第62話 それはもったいないわよ、瀬良さん

 振り返れば、早見先輩が苛立ちを滲ませた仏頂面で腕を組んでいた。

 何も解決していない……か。確かに、そうだ。イカ焼きでだいぶ気が逸れてしまったが、目下、問題は継続中。俺は顔を引き締め、「そうですね」と津賀先輩と国平先輩へ視線を向けた。早見先輩が戻ってきていることにも気づいているのかいないのか、まだ小競り合いを続けている。


「国平先輩を説得――」

「NTRのこと、ちゃんと理解できたのかしら、瀬良さん?」


 そこ掘り返す!?

 一口かじったイカ焼きを手に、瀬良さんも「え」と面食らっている。そりゃ、そうだ!


「あの……早見先輩!?」と、瀬良さんを庇わんと俺はずいっと前に出た。「そこはもう良くないですか!?」

「何が良いっていうの? 結局のところ、瀬良さんがどう思うかなのよ?」


 ぎらりと俺を睨みつける早見先輩の眼差しの、なんとエロ……いや、冷たいこと。そんなことも分からない? とでも言いたげな蔑みの色を含んでいる。


「瀬良さんがどう思うか……ですか?」


 ぐっとたじろぎながらも、俺は負けじと訊ねた。すると、早見先輩は物憂げにため息つき、肩にかかった髪をさらりと手で払った。


「瀬良さんも国平とのキスシーンが嫌だって言うなら、他の方法を考えるべきでしょう。瀬良さんは助っ人として来てくれているだけで、部員でもないんだから。部外者にそこまでさせられないわ」


 せ……正論だ。


「そもそも、国平は浮気された時点で、ユミはそこまで自分に本気じゃなかった、て気づくべきなのよ」


 それも、確かに正論……って、ユミって言うんだー!? なんで、そっちの話になってんの!?

 ああ、知る必要も、知りたくもなかった情報がどんどん増えていく。だめだ、もう何も言えない……。これ以上、うっかり詳細を聞いてしまうのが恐ろしい。


「瀬良さんが気にしないって言うなら、国平には黙ってもらえばいい」と、絶句する俺を気にもかけずに、早見先輩は淡々と続ける。「瀬良さんの口からはっきり言ってもらいましょう、『演技なのにそこまで意識して、気持ち悪いのでやめてください』って。それで全て解決よ」

「解決してますか!? 国平先輩の傷口に塩を塗り込んでません!? それに……瀬良さんにそんなこと言わせるなんて……」


 やめてください――と心の底から言おうとした俺だったが、「あの」とおずおずとした声に遮られた。


「NTRは……やっぱり、分からないです」と、イカ焼きの串を両手でぎゅっと握りしめながら、瀬良さんがぽつりと言った。そのさまは、まるでマイクを手に会見する清純派アイドルのよう。

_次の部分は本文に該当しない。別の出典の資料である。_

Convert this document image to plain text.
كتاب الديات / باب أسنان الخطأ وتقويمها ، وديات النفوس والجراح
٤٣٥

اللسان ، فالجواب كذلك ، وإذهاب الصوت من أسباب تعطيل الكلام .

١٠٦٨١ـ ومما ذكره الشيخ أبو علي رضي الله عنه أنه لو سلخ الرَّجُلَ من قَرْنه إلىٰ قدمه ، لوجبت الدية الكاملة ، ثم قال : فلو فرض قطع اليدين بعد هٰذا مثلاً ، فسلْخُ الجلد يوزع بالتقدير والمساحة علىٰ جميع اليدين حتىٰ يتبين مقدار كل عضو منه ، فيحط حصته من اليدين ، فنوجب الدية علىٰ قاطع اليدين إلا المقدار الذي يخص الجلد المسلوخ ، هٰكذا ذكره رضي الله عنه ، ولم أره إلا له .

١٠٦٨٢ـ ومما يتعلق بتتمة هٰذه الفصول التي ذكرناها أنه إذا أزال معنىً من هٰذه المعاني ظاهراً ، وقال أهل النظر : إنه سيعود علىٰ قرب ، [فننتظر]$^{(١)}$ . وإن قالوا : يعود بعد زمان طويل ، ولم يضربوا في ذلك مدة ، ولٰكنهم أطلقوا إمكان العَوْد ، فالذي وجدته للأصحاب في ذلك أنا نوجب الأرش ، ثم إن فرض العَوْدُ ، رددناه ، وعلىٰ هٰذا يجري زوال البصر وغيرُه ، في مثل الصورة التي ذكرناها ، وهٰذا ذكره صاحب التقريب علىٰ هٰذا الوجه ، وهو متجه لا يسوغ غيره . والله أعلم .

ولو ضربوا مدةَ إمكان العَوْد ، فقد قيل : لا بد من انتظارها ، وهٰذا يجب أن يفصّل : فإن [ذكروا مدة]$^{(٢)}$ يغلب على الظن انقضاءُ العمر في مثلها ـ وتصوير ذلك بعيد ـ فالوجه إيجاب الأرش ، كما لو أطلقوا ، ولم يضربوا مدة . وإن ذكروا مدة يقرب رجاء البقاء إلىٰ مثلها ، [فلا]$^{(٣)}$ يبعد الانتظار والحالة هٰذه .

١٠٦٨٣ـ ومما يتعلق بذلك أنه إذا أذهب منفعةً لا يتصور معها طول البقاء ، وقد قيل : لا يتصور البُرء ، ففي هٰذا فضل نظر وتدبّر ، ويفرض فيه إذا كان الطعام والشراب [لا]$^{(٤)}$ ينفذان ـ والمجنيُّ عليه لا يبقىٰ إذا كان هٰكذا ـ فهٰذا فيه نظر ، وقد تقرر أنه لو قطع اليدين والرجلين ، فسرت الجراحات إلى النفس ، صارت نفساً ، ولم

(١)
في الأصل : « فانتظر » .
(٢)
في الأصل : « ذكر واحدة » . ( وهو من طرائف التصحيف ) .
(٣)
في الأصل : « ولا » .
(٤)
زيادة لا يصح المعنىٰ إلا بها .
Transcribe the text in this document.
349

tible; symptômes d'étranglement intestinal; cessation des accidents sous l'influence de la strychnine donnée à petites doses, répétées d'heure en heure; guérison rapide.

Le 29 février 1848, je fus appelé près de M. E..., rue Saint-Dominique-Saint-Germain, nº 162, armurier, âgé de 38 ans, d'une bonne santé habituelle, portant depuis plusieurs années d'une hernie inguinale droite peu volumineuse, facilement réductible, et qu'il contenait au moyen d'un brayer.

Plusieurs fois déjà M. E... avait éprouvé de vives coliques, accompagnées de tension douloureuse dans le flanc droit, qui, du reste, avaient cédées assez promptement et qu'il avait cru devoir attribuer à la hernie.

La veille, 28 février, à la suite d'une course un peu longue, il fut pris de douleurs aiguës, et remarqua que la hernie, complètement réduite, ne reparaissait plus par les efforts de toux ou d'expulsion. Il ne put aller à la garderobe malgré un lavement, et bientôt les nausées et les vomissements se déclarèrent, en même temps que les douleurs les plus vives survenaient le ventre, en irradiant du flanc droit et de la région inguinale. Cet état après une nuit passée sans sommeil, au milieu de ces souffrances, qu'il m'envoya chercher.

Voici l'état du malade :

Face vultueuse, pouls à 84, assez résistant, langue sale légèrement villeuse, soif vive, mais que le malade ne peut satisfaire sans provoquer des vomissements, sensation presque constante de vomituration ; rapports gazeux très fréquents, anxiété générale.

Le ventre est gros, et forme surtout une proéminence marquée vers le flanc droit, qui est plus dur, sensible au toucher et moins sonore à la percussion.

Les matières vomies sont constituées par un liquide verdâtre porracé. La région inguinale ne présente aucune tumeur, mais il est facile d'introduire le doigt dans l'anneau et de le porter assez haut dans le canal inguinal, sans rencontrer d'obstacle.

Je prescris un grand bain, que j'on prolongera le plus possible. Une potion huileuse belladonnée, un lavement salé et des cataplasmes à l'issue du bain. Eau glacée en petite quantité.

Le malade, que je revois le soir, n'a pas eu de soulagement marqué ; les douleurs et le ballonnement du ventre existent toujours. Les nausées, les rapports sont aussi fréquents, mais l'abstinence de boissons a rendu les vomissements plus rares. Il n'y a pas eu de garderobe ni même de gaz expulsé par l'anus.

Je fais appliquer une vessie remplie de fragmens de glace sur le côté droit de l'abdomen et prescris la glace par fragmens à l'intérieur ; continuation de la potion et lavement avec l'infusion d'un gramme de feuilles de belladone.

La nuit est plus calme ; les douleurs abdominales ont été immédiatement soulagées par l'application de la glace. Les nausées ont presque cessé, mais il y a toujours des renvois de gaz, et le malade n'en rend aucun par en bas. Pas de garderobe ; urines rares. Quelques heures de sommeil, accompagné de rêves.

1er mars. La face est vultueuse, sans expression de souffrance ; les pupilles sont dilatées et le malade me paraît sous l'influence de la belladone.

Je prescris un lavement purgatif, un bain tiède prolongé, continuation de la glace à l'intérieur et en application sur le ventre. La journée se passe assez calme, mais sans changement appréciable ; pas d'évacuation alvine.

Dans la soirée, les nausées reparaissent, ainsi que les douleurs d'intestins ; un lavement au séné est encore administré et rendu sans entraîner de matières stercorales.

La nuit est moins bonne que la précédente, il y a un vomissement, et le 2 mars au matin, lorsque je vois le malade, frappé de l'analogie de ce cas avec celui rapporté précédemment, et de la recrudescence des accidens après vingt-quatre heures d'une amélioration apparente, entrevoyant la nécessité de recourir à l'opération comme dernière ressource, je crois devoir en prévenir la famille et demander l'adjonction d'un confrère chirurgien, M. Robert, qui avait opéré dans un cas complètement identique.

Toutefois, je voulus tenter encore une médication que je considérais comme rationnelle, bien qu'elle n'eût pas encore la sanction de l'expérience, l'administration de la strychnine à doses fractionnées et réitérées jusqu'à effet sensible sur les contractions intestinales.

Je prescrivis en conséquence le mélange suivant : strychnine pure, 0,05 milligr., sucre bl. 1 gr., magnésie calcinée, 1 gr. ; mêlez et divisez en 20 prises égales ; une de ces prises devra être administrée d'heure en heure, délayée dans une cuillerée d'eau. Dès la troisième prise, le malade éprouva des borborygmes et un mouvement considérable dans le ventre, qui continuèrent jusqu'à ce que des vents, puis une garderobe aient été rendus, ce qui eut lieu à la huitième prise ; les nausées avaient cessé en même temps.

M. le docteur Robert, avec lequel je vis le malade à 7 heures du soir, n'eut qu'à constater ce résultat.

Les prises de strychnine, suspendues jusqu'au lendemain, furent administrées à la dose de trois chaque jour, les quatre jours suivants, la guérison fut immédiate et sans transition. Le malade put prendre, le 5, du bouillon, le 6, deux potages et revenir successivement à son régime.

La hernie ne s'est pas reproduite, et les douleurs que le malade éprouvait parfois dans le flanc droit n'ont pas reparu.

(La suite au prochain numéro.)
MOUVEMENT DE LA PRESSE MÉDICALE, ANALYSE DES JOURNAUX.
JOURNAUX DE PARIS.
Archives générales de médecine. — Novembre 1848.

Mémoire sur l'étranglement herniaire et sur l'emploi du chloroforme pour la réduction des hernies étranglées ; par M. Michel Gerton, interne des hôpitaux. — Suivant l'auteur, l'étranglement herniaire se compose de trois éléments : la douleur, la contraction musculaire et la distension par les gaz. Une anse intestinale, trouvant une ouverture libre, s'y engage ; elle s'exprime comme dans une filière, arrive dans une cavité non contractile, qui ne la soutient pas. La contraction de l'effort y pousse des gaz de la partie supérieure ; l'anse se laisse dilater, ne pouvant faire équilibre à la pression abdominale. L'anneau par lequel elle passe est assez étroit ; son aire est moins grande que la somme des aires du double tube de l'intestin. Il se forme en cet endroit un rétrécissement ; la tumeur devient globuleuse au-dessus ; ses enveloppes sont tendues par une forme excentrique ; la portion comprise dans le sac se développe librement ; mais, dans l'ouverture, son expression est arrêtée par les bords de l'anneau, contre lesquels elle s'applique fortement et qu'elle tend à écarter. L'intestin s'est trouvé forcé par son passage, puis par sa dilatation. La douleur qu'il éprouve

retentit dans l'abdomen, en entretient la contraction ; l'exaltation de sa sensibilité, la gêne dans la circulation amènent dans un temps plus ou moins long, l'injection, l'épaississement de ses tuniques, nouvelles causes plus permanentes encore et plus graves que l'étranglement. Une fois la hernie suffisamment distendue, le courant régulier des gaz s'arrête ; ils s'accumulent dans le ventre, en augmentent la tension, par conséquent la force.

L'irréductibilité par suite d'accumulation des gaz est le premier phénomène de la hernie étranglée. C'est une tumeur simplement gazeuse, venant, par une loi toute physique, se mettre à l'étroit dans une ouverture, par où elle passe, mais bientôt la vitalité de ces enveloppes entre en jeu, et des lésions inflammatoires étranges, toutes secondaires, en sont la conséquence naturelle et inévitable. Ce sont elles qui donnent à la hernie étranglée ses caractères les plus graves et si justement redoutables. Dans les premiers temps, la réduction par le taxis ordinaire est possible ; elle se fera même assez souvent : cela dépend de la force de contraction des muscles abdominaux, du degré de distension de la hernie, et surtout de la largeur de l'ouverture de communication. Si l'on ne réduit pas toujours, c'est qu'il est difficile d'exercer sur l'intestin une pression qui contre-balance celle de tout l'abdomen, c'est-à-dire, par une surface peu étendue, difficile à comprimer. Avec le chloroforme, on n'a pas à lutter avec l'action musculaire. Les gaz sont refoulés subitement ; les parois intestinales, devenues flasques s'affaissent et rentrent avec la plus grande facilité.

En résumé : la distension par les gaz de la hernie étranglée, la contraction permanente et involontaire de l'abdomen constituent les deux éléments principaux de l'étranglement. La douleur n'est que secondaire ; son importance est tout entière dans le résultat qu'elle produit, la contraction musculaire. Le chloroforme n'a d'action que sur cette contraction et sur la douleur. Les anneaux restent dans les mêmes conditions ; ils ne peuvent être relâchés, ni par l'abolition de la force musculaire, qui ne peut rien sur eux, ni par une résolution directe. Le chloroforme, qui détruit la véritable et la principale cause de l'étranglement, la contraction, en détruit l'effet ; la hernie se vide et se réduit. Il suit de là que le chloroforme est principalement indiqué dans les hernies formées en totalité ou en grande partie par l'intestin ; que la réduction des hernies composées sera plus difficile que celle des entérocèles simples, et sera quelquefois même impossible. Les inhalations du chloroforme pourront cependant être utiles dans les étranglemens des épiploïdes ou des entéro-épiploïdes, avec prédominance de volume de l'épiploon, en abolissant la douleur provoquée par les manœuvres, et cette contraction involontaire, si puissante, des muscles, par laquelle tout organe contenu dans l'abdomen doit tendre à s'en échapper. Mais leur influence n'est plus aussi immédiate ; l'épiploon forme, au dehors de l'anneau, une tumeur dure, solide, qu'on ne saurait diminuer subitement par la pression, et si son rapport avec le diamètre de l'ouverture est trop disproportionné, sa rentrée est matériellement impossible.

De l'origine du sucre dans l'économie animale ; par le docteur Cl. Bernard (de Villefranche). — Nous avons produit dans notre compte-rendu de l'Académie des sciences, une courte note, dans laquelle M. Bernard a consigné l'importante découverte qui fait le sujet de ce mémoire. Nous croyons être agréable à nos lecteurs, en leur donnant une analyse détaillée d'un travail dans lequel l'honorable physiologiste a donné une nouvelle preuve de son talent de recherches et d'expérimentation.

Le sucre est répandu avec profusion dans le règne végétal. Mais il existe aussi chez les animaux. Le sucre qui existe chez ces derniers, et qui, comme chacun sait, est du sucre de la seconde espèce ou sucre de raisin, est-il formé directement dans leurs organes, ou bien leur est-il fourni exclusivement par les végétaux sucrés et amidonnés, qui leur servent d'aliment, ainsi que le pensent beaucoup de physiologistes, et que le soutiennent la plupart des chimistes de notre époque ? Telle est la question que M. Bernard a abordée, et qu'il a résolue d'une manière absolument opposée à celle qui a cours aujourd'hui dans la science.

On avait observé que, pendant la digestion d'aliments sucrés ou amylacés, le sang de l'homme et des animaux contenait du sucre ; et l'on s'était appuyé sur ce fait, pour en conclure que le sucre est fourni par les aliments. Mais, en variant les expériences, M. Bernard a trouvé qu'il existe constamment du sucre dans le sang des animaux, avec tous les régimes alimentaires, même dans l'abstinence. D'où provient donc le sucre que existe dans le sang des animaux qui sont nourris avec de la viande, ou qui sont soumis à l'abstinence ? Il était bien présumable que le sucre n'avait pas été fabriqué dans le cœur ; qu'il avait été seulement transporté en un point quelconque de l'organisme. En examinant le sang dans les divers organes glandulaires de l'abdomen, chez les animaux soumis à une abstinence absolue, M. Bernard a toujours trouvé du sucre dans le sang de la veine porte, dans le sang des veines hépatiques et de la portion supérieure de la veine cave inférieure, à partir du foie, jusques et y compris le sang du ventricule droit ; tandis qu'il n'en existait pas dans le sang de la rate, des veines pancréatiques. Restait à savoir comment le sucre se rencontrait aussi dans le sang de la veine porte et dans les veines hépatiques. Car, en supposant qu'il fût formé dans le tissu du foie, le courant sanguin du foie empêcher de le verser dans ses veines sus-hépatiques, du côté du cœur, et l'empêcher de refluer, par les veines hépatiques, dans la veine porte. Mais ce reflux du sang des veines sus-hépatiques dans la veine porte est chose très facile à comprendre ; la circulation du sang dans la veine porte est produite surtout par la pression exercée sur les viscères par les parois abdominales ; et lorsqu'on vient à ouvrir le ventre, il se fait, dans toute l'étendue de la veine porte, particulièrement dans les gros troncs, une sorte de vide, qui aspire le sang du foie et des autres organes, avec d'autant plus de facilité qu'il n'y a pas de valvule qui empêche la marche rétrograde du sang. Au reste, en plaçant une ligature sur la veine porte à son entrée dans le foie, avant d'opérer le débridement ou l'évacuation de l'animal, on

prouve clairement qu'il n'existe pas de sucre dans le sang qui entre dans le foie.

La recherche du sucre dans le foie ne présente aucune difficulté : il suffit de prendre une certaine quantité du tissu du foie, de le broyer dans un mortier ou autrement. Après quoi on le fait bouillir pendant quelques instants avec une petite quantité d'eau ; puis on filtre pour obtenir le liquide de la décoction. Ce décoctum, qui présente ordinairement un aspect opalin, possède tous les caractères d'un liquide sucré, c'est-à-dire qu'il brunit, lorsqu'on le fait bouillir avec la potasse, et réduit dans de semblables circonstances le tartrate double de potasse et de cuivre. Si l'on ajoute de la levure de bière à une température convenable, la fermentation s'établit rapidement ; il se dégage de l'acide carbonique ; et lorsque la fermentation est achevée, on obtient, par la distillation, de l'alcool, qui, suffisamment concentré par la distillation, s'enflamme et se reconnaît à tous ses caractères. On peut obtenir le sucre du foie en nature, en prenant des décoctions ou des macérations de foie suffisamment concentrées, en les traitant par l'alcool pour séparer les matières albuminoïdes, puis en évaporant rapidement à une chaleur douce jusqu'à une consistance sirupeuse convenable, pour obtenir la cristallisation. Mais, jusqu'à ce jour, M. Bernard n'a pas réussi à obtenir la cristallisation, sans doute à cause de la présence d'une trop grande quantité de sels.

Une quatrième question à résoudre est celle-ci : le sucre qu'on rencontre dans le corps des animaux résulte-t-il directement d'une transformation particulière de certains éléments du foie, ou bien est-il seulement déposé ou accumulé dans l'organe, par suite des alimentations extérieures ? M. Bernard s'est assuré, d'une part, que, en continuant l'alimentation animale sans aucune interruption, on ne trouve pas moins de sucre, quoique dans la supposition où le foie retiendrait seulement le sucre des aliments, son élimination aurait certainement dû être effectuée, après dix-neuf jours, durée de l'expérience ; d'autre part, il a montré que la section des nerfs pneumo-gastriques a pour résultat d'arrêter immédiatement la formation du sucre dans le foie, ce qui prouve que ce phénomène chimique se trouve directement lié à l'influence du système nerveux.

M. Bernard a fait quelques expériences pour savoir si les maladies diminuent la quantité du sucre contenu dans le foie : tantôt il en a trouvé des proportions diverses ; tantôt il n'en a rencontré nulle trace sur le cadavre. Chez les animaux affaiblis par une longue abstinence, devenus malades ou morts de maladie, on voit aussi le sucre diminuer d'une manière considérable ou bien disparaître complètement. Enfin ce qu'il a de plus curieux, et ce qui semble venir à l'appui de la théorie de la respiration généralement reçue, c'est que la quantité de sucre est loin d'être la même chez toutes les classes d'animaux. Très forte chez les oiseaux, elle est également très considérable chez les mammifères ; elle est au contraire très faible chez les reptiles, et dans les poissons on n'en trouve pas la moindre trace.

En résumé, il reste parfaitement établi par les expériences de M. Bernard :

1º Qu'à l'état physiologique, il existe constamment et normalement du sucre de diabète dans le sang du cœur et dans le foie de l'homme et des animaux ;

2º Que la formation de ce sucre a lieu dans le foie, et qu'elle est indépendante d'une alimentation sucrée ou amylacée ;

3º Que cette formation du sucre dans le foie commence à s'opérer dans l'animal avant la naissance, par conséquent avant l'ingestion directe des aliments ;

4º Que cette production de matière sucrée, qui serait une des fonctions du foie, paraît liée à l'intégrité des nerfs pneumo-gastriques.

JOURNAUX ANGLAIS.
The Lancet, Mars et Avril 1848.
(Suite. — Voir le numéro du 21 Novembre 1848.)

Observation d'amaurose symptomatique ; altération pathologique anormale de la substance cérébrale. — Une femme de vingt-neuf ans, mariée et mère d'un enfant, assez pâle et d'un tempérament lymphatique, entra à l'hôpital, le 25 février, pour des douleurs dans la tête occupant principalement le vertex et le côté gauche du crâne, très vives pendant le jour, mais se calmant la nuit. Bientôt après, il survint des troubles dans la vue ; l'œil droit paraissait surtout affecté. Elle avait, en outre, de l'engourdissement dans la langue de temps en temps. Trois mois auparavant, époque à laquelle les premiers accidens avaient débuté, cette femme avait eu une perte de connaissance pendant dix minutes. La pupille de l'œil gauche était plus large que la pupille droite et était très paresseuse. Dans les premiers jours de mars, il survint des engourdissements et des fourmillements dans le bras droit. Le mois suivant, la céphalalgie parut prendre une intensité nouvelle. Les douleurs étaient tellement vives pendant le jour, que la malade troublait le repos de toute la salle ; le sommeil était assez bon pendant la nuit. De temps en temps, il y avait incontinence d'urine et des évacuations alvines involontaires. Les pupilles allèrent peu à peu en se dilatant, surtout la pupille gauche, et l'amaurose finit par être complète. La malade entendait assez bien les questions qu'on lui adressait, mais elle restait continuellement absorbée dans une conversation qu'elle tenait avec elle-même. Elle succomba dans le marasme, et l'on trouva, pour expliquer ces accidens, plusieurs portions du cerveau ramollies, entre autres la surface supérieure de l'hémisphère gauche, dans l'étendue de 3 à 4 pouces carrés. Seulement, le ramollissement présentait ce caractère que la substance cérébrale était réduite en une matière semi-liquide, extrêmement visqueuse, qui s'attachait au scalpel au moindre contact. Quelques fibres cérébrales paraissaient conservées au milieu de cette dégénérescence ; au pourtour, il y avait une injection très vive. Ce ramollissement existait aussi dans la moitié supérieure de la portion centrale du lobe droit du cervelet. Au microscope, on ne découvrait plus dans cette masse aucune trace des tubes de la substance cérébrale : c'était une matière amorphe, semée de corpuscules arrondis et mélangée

 そんな幼気いたいけなアイドルに、無慈悲なレポーター――もとい、早見先輩は「何が分からないの?」と畳み掛ける。

 いや、何がって……!?

 俺は早見先輩のその質問にぎょっとした。何がも何も……早見先輩はで瀬良さんが理解できると本気で思っていたのだろうか。そっちのほうが驚きだ。

 もういい。瀬良さんがNTRという単語を口にするだけでも罪悪感を覚えるというのに。

 瀬良さんはNTRなんて分からなくていいんだ。――自信満々に、そう瀬良さんに言おうとしたときだった。


「興味本位で他の男性と……なんて、そんな気持ち、私には分かりません。私は……永作くん以外の人とは……、したいと思えないから」


 瀬良さんー!? NTRが分からないって、そっちの意味で!?

 って、いや……それより……そんなことより、だ。瀬良さん、今、とんでもないことを口にしたような……? 俺の人とはしたくないってことは……いや、瀬良さんの言う『そういうコト』がどこからどこまでを言うのかは分からないけども……それでも――!

 恥ずかしさを堪えるように顔を真っ赤にして、瀬良さんはじっとイカ焼きを見つめていた。まるで、俺の視線を避けるように……。それがまたいじらしいというか、そそられるというか……あらぬ期待を抱いてしまって……。

 歓喜なんだか、なんなのか。何かが今にも爆発しそうで、走り出したい衝動にかられた。そんな、今にも暴走しそうな俺とは対照的な、ぞっとするほど冷静な声がした。